Data analysis with the Formal Concept Analysis Research Toolbox (FCART)
Alexey Neznanov and Dmitry Ilvovsky
(School of Applied Mathematics and Information Sciences, NRU HSE, Russia)
We consider a full research cycle of data analysis using FCA-based
techniques and methods. We go through this cycle with a new software called Formal
Concept Analysis Research Toolbox (FCART). The
demonstration includes the following stages:
1) accessing an external data source and loading data;
2) preprocessing data and building multi-valued context;
3) dynamical scaling of multivalued context;
4) working with binary context;
4.1) constructing lattice and visualizing line diagram;
4.2) building sublattices;
4.3) filtering source lattice and searching for formal concepts;
4.4) finding association rules and other related artifacts;
4.5) saving lattice as graph or image;
5) building reports.
Towards (re)construction of the theory of linguistic oppositions within the
framework of Interactive Linguistics
André Wlodarczyk
(Paris, Sorbonne)
1. Linguistic typology practice
The most characteristic difference between formal and typological linguistics is
perhaps the fact that while the former starts with the thesis that "natural
languages are like formal ones", the latter claim that "natural languages are
ambiguous". Therefore, formal linguistics is deductive while typological linguistics
is inductive.
2. Need for modelling with KDD methodology using the "Semana" implementation of FCA.
Nevertheless, a few examples suffice to understand that efforts of some typologists
to use formal(ised) meta-languages in order to explain their observations of natural
language phenomena fail because of the lack of means to verify models they pursue.
I will try to show some of our results of research aiming at adapting some aspects of FCA. However, these results are rather poor because either they are still in research-and-development phase or focus only on the rediscovered by us but well known mathematical concepts such as Real and Ideal. Indeed, our concern is not only application of FCA to linguistic objects but also adaptation of FCA algorithms to what we feel could enable us to better explain natural language phenomena.
In the same spirit, we implemented an algorithm of approximating formal concepts. However, besides our purely intellectual satisfaction and hypothetical usefulness for machine 'understanding' of natural language expressions, we did not find any practical application of the Rough FCA to linguistics, as yet.
The above problems will be mentioned showing examples of interaction with Semana, because I really seek how to use properly the FCA technology in order to discover reliable knowledge about the natural language 'systems'.
3. FCA view on natural language
Due to the ambiguous nature of linguistic signs, typologists need to describe
linguistic units in contexts of their use. Therefore, they have to aim at defining
usages of units instead of the units themselves. The question is what represent
Formal Concepts in such specific Contexts. To answer this question, it is especially
important to study the relationships (oppositions) between grammatical units because
of their abstract orthogonality.
In Search for Meaning, Values, Aims, Measures by the GABEK Methodology
Josef Zelger
(Univ.-Prof. i.

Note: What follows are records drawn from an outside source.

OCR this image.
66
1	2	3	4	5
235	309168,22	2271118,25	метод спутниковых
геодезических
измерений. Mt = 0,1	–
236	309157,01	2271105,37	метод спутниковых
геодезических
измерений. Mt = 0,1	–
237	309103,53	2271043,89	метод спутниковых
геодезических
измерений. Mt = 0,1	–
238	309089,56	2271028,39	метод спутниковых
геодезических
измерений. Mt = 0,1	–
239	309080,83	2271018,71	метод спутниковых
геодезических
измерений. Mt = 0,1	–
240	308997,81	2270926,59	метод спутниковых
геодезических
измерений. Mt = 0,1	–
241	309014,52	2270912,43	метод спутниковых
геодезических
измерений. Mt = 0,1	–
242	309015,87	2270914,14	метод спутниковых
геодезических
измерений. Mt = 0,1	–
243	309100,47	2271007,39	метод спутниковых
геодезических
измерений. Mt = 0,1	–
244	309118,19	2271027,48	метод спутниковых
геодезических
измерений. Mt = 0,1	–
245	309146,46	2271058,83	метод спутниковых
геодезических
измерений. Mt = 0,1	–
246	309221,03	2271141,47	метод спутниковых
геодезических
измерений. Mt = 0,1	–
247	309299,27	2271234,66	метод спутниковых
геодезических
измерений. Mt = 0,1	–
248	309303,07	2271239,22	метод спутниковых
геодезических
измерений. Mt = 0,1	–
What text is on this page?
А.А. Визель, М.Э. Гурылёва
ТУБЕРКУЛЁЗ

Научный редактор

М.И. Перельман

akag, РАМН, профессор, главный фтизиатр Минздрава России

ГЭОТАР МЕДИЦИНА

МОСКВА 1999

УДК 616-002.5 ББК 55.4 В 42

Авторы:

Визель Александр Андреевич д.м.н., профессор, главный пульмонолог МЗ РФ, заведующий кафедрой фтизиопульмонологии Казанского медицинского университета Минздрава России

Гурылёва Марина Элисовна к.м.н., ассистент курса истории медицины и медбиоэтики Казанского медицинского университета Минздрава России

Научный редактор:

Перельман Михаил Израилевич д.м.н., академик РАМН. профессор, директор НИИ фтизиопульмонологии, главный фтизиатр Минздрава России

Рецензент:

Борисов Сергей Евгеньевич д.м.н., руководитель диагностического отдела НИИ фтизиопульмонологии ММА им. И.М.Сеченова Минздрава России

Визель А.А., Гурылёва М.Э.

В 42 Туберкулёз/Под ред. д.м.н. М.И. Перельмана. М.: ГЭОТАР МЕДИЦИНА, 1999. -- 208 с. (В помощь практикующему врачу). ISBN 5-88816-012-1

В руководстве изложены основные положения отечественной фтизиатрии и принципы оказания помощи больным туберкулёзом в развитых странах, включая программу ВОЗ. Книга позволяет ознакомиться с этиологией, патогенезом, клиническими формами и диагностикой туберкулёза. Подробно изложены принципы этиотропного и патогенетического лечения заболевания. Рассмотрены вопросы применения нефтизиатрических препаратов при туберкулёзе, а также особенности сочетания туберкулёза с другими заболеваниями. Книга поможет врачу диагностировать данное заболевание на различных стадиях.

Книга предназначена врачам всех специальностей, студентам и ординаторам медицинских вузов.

R., Department of Philosophy, University of Innsbruck)
GABEK ® (Ganzheitliche Bewältigung von Komplexität - Holistic Coping with Complexity) is a qualitative method for opinion research, knowledge processing, and organization development. It allows verbal data to be represented as conceptual nets, where lexical concepts are the nodes and statements the edges. Conceptual nets can be reduced in complexity and can be used for the selection of core topics as well for concept analysis and ontology generation. In a second step through coding of evaluations expressed in the texts by the respondents, systems of values and goals are analyzed in an intersubjective and reconstructable way. In the third step of analysis causal assumptions of the respondents are coded and displayed graphically. New fields and potentials of action are thus opened up. Finally by construction of a "Gestalten-tree" the verbal data are organized in a logical and hierarchical order. It provides a structured overview and furthers holistic understanding.

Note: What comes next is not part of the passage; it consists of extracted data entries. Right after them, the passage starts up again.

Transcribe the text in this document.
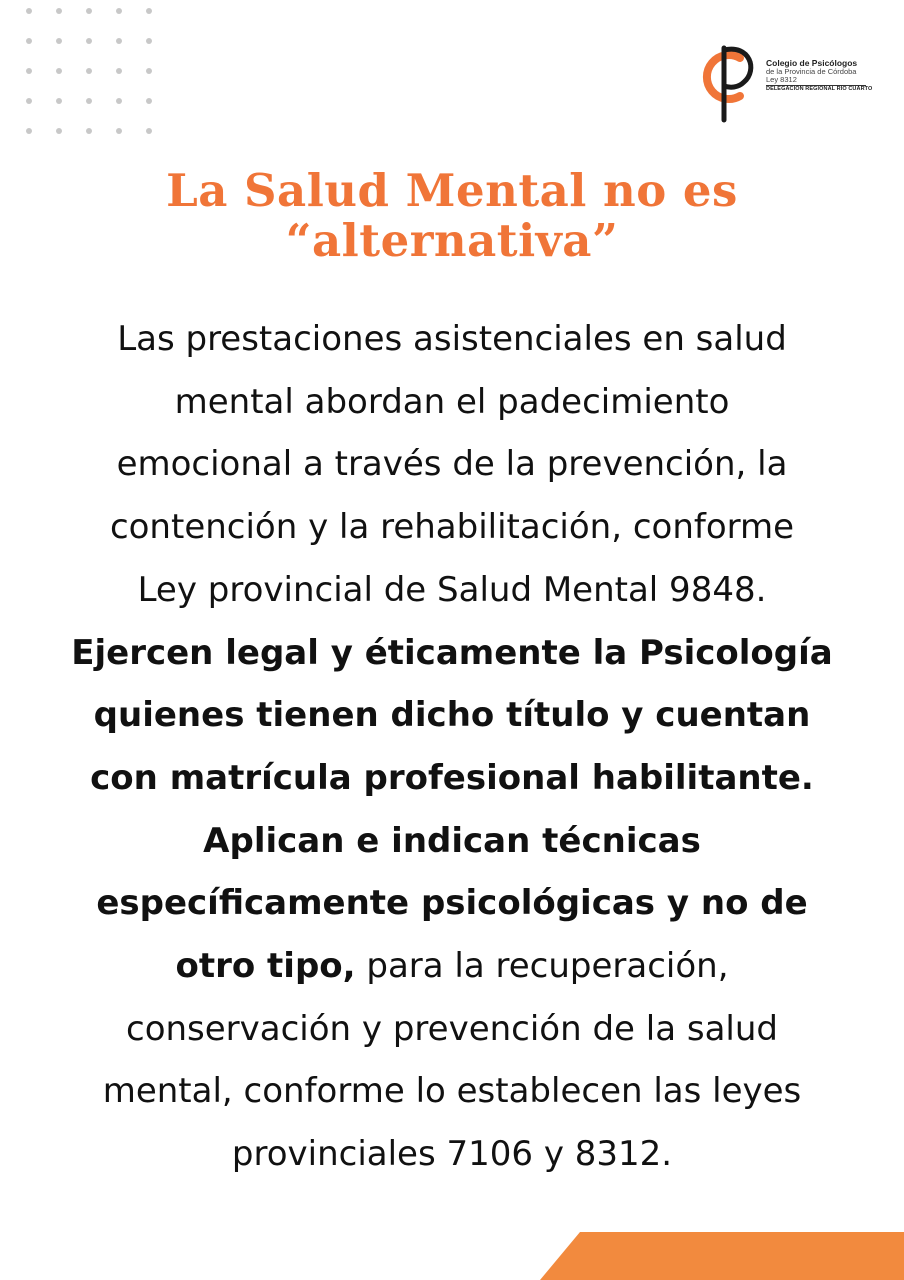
Colegio de Psicólogos
de la Provincia de Córdoba
Ley 8312
DELEGACIÓN REGIONAL RÍO CUARTO
La Salud Mental no es
“alternativa”
Las prestaciones asistenciales en salud
mental abordan el padecimiento
emocional a través de la prevención, la
contención y la rehabilitación, conforme
Ley provincial de Salud Mental 9848.
Ejercen legal y éticamente la Psicología
quienes tienen dicho título y cuentan
con matrícula profesional habilitante.
Aplican e indican técnicas
específicamente psicológicas y no de
otro tipo, para la recuperación,
conservación y prevención de la salud
mental, conforme lo establecen las leyes
provinciales 7106 y 8312.
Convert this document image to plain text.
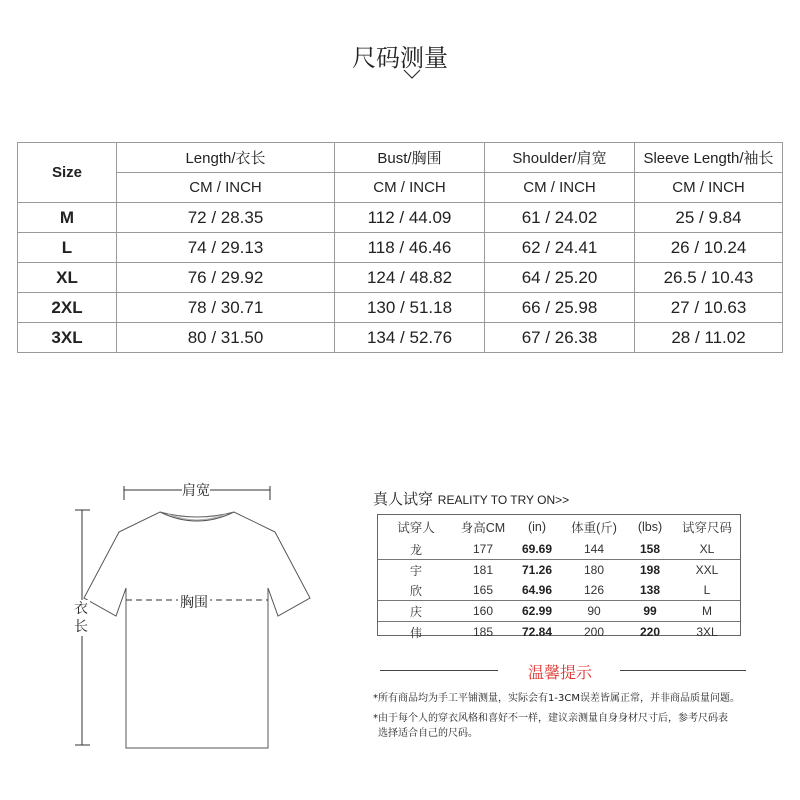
尺码测量
Size	Length/衣长	Bust/胸围	Shoulder/肩宽	Sleeve Length/袖长
	CM / INCH	CM / INCH	CM / INCH	CM / INCH
M	72 / 28.35	112 / 44.09	61 / 24.02	25 / 9.84
L	74 / 29.13	118 / 46.46	62 / 24.41	26 / 10.24
XL	76 / 29.92	124 / 48.82	64 / 25.20	26.5 / 10.43
2XL	78 / 30.71	130 / 51.18	66 / 25.98	27 / 10.63
3XL	80 / 31.50	134 / 52.76	67 / 26.38	28 / 11.02
肩宽
胸围
衣
长
真人试穿 REALITY TO TRY ON>>
试穿人	身高CM	(in)	体重(斤)	(lbs)	试穿尺码
龙	177	69.69	144	158	XL
宇	181	71.26	180	198	XXL
欣	165	64.96	126	138	L
庆	160	62.99	90	99	M
伟	185	72.84	200	220	3XL
温馨提示
*所有商品均为手工平铺测量，实际会有1-3CM误差皆属正常，并非商品质量问题。
*由于每个人的穿衣风格和喜好不一样，建议亲测量自身身材尺寸后，参考尺码表
选择适合自己的尺码。
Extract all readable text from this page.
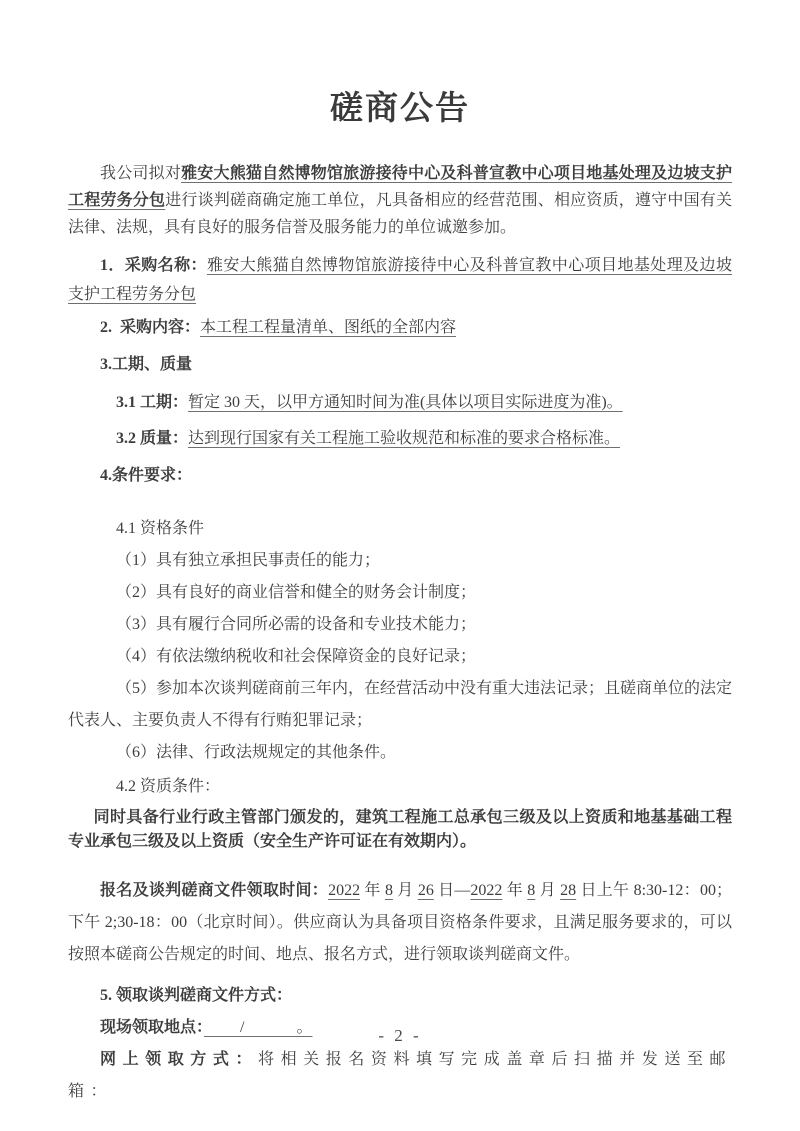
磋商公告

我公司拟对雅安大熊猫自然博物馆旅游接待中心及科普宣教中心项目地基处理及边坡支护工程劳务分包进行谈判磋商确定施工单位，凡具备相应的经营范围、相应资质，遵守中国有关法律、法规，具有良好的服务信誉及服务能力的单位诚邀参加。

1．采购名称：雅安大熊猫自然博物馆旅游接待中心及科普宣教中心项目地基处理及边坡支护工程劳务分包

2.  采购内容：本工程工程量清单、图纸的全部内容

3.工期、质量

3.1 工期：暂定 30 天，以甲方通知时间为准(具体以项目实际进度为准)。

3.2 质量：达到现行国家有关工程施工验收规范和标准的要求合格标准。

4.条件要求：

4.1 资格条件

（1）具有独立承担民事责任的能力；

（2）具有良好的商业信誉和健全的财务会计制度；

（3）具有履行合同所必需的设备和专业技术能力；

（4）有依法缴纳税收和社会保障资金的良好记录；

（5）参加本次谈判磋商前三年内，在经营活动中没有重大违法记录；且磋商单位的法定代表人、主要负责人不得有行贿犯罪记录；

（6）法律、行政法规规定的其他条件。

4.2 资质条件：

同时具备行业行政主管部门颁发的，建筑工程施工总承包三级及以上资质和地基基础工程专业承包三级及以上资质（安全生产许可证在有效期内）。

报名及谈判磋商文件领取时间：2022 年 8 月 26 日—2022 年 8 月 28 日上午 8:30-12：00；下午 2;30-18：00（北京时间）。供应商认为具备项目资格条件要求，且满足服务要求的，可以按照本磋商公告规定的时间、地点、报名方式，进行领取谈判磋商文件。

5. 领取谈判磋商文件方式：

现场领取地点：　　 /　　　 。

网上领取方式：将相关报名资料填写完成盖章后扫描并发送至邮箱：

- 2 -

Exploratory Programming for Formal Concept Analysis – An Introduction
to conexp-clj
Daniel Borchmann
(TH Dresden)
We give a gentle introduction to conexp-clj, a general purpose tool for formal concept analysis. To this end, we shall introduce basic notions and design principles of the program and its underlying programming language, Clojure, as well as discuss examples, both simple and complex, that can be handled by the conexp-clj.